I got Cali at around 18 weeks of age and her behaviour was exactly as you're describing your pup's. Cali hadn't been off the breeder's grounds much at all so she hadn't experienced cars, trucks, bicycles, kids, skateboards....you get the picture! 

Cali would walk beside me, head and tail up, very slowly as we were walking away from home and then, as we were heading back, she'd trot as fast as possible. No matter what route I took, she always knew when we were going towards home. Once I actually drove her to a new area to walk her and as soon as I went round the bottom of a circular trail that led back to my car, she trotted as fast as possible to get back to the car!

I sometimes watch Cesar Millan and although I don't agree with everything he says, I remembered him saying if the nose isn't engaged, the dog isn't relaxed. Even though Cali didn't look overtly anxious or scared, I noticed she never, ever sniffed at anything when we walked. I just kept walking her though, twice a day, every day, whether she looked like she was enjoying it or not. If she reacted to anything, I didn't make a big deal about it, just kept her moving. 

At around 6 1/2 months of age, everything changed for the better. She slowly started using her nose, occasionally sniffing at the grass, interesting looking rocks and twigs and the "greetings" left by other dogs. Every day, she'd sniff at things a little more. Then her pace changed and was more even throughout. She is now full-on in excitement the whole way and it's a struggle to get that nose up off the ground and get her focus on me! LOL She's very obviously enjoying the heck out of her walks now but for a while I despaired that she ever would.

I think Cesar was bang on about her behaviour. She was very tense on her walks for the first few months probably, in her case, because of lack of socialization. As soon as she started to relax, the first sign was her exploring her surroundings with her nose and now going for a walk is just about her favorite thing in the whole world.

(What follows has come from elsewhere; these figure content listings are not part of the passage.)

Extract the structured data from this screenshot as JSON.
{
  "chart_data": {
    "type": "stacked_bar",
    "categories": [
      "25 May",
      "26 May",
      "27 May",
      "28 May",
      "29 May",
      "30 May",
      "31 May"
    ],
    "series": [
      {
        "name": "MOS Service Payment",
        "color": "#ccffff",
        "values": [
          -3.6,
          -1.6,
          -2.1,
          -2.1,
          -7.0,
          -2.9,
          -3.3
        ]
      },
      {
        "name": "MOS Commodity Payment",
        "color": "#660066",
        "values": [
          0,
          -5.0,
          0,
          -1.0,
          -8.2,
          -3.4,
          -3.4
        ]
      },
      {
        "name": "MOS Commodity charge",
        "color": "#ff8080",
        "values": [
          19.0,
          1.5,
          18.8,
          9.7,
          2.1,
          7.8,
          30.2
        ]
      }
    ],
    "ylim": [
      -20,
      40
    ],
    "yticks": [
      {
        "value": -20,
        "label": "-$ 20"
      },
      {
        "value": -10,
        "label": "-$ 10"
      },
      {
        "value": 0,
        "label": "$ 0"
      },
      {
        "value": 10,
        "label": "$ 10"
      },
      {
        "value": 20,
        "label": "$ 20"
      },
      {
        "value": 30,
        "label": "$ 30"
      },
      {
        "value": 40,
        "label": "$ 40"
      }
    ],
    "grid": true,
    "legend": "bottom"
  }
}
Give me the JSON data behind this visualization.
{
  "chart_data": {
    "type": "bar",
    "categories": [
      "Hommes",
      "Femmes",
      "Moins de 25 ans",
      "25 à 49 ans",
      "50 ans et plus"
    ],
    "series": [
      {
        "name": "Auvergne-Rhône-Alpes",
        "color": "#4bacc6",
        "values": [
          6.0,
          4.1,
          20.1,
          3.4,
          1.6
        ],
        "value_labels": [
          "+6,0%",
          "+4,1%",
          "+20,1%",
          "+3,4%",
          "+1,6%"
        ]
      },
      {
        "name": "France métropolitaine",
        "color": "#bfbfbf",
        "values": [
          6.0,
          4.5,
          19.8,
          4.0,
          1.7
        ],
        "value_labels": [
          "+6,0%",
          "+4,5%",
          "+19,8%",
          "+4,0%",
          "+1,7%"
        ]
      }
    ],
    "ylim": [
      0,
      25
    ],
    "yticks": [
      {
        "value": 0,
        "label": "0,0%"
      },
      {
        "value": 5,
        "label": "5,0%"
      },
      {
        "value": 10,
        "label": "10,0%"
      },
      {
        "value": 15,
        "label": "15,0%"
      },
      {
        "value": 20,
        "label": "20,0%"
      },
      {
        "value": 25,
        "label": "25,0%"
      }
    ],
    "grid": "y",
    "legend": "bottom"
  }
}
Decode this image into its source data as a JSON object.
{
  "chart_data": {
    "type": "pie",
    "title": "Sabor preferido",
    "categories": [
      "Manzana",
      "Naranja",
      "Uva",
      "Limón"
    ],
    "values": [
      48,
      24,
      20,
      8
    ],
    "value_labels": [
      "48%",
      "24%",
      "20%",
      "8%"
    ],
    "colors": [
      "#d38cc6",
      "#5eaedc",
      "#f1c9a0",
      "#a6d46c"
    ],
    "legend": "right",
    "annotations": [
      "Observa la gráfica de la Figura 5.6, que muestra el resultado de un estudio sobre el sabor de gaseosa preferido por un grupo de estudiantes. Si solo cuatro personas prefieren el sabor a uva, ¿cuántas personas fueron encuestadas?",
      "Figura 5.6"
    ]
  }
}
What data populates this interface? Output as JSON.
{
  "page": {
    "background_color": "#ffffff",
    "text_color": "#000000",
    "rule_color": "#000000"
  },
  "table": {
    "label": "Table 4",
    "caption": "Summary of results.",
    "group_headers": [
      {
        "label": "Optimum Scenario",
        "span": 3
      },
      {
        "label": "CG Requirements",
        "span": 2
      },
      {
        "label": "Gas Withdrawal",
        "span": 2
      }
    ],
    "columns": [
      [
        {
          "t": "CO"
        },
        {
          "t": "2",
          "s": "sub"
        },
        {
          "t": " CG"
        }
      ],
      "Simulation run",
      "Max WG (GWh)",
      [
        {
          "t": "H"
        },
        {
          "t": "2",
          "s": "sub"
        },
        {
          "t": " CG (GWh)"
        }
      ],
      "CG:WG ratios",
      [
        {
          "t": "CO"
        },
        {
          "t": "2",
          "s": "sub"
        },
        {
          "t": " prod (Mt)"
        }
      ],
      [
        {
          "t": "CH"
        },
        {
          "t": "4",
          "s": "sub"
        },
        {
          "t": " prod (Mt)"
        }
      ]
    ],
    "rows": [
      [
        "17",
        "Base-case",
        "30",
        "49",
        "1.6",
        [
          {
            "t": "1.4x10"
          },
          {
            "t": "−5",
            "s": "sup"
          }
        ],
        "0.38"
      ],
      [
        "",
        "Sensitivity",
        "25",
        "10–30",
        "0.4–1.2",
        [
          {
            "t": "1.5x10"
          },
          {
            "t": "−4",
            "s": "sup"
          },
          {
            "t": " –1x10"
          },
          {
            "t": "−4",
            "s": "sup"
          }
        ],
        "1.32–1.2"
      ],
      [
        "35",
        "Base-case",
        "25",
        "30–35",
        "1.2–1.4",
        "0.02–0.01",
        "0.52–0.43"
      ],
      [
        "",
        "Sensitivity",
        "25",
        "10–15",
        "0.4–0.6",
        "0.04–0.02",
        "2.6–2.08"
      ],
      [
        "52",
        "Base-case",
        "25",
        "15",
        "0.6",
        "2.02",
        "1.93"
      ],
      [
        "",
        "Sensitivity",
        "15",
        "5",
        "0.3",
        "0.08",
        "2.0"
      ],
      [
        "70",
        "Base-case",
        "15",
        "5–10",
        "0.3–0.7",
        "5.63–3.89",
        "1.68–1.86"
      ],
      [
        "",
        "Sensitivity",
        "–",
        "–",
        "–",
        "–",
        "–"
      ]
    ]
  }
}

It sounds like your pup is tense too although he's had more socialization than Cali had when I got her. Who knows why he feels that way but my advice, based on my experience with Cali, would be to just keep on calmly walking him and not stress over his lack of enjoyment. Hopefully he'll have an epiphany like Cali did. LOL

As for the amount of time I walked her, I read somewhere (maybe here in an old post) that a good formula for the length of a puppy's walk is 5 minutes for every month of age and then add five minutes more. That seemed to work well for Cali. She is now 8 months old and walks about 40 minutes in the morning and another 30 - 40 in the afternoon. She'd happily walk longer but there are days when I just don't have as much energy as she does!!


----------



## taem

My 6 month mini is the same way when it comes to walking on my street. She poops, and then starts balking and looking back toward my house. If I let her lead she pulls me back to my house or to a neighbor's house that has cats. If we can get in half a mile on our evening walk I'm happy, if I want her to walk more than that it's a lot of stop-n-go from having to coax her or give a tug on the leash.

Somewhere other than my street, including other streets, she's happy to walk forever.

She does much better if there's another dog along, so I usually try to walk with someone. Evidently my company alone isn't interesting enough. :|


----------